Despite macro headwinds plaguing many businesses right now, General Motors (GM 0.66%)appears to be on solid footing. The massive car manufacturer, which houses some well-known brands like Chevy, Cadillac, and its namesake GM, is seeing healthy growth. And management is not only making solid progress on its plans for electrification, they are focused on reducing expenses.
Considering what appears to be solid momentum from the business, should investors buy GM stock, which is up just 15% in 2023? Let's take a closer look at this leading automotive company.
Looking at the latest trends
General Motors reported its 2023 first-quarter results on April 25, and they beat Wall Street expectations on both the top and bottom lines. Revenue jumped 11% to nearly $40 billion, with adjusted diluted earnings per share of $2.21, good for a 6% year-over-year increase. Management was so optimistic about the results that they decided to raise full-year guidance.
A year ago, one of the key factors affecting the auto industry was strained supply chains. But these bottlenecks are starting to ease, which helped GM sell 864,000 wholesale units (excluding the China joint venture). This volume was higher than the 831,000 wholesale units reported in Q1 2022.
GM also benefited from favorable pricing. "We saw a $1.3 billion pricing tailwind year over year in the quarter, driven largely by the price increases in 2022 carrying into 2023," CFO Paul Jacobson highlighted on the Q1 2023 earnings call. Given ongoing macro headwinds, particularly around elevated levels of inflation, it's impressive that GM was able to demonstrate pricing power.
Another potential catalyst for GM's finances should be expense-cutting measures aimed at reducing fixed costs by $2 billion annually. Besides shrinking its employee headcount, GM intends to focus on simplifying its operations, prioritizing certain growth initiatives, and being stricter on discretionary spending. The business expects to realize half of these cost savings this year, ahead of schedule.
The future is autonomous and electric
With the second-best market position in the U.S., GM is a major competitor when it comes to electric vehicles (EV). The company is investing heavily in battery cell production and has new model launches on the horizon. By 2025, the leadership team wants to have the capacity to manufacture 1 million EV units annually.
GM also has thrown its hat into the autonomous vehicle (AV) ring with its 80% stake in Cruise. This division's adjusted operating loss doubled year over year to $600 million. But over time, the goal is for Cruise to register $50 billion in yearly revenue by 2030, which would make it a meaningful contributor to the overall business. By continuing to expand its fleet of robotaxis in new markets, this goal looks possible.
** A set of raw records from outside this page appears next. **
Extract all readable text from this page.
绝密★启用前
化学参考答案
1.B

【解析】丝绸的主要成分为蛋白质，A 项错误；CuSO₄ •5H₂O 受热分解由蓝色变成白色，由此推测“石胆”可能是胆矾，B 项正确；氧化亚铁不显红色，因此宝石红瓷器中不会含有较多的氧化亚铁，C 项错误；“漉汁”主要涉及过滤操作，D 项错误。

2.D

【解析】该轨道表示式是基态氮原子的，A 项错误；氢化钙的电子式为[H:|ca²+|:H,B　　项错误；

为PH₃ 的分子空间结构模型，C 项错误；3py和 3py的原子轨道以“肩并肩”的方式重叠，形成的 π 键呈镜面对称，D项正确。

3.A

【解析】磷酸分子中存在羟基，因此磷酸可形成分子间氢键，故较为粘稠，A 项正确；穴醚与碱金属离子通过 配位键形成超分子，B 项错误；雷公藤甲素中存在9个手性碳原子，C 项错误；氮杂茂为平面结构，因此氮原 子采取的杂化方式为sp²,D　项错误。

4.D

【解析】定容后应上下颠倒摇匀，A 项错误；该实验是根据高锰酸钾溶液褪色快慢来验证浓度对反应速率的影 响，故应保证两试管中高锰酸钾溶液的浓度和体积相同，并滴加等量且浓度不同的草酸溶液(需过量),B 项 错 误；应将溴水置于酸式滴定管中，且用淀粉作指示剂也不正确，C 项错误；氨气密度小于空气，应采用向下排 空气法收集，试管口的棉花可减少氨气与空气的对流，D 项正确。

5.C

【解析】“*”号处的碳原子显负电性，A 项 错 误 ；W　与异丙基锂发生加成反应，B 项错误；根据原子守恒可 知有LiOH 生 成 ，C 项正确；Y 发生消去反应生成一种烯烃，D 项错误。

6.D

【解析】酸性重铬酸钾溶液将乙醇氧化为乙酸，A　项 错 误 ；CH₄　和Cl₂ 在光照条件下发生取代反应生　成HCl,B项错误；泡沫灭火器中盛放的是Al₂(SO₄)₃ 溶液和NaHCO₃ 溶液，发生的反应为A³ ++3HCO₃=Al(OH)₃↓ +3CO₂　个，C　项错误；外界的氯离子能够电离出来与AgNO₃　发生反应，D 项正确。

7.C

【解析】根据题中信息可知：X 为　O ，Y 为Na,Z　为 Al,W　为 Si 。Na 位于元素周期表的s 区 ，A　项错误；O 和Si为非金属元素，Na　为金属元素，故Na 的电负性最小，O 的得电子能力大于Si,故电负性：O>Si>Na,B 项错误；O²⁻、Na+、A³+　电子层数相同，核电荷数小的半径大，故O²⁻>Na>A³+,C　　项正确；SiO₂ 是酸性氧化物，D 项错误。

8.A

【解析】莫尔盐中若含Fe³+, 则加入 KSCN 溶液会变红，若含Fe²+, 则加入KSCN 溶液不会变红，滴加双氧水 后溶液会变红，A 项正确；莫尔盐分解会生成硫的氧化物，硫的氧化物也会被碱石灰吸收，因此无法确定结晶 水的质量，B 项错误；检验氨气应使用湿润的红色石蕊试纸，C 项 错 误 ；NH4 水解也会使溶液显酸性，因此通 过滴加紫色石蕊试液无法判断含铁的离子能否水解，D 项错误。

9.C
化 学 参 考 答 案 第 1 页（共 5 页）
Balancing the valuation and risks
While GM has slightly exceeded the S&P 500's gain in the last three years, the stock has significantly underperformed the broader index over the past five- and 10-year periods. Shares are only up 16% in the past decade, which is definitely not a great track record.
The stock, however, trades at a price-to-book (P/B) multiple below 0.8. This is not only substantially below its average valuation over the past several years, but also much cheaper than Ford's P/B ratio of just over 1.4 right now. Investors might be intrigued by this opportunity.
Nonetheless, there are some important risks to keep in mind. GM is banking on its EV and AV operations to boost expansion, but management only expects the core auto business to grow revenue at about a 5% annualized rate through 2030. That's not anything to get excited about. If those newer initiatives don't pan out as expected, this company will barely be growing faster than the overall U.S. economy. And based on the past, this won't do much to push up the stock price.
Intense competitive factors must also be considered. GM is a leading player in the industry, with popular models that consumers love. But pricing is a huge determinant for buyers, and GM will always have to compete with rivals in this aspect. For what it's worth, the company mentioned that it gained more market share in the U.S. than any other automaker in the latest quarter.
Lastly, investors need to understand that GM is a cyclical business, greatly exposed to the whims of the economic backdrop. Moreover, capital requirements are high and profit margins are low. During the first three months of 2023, GM posted negative adjusted automotive free cash flow of $100 million after not generating anything in this regard in the year-ago period.
I don't view GM as a stock to buy for my portfolio. But investors who accept the risks might believe the business has a bright future. In that case, the cheap valuation looks like a good deal.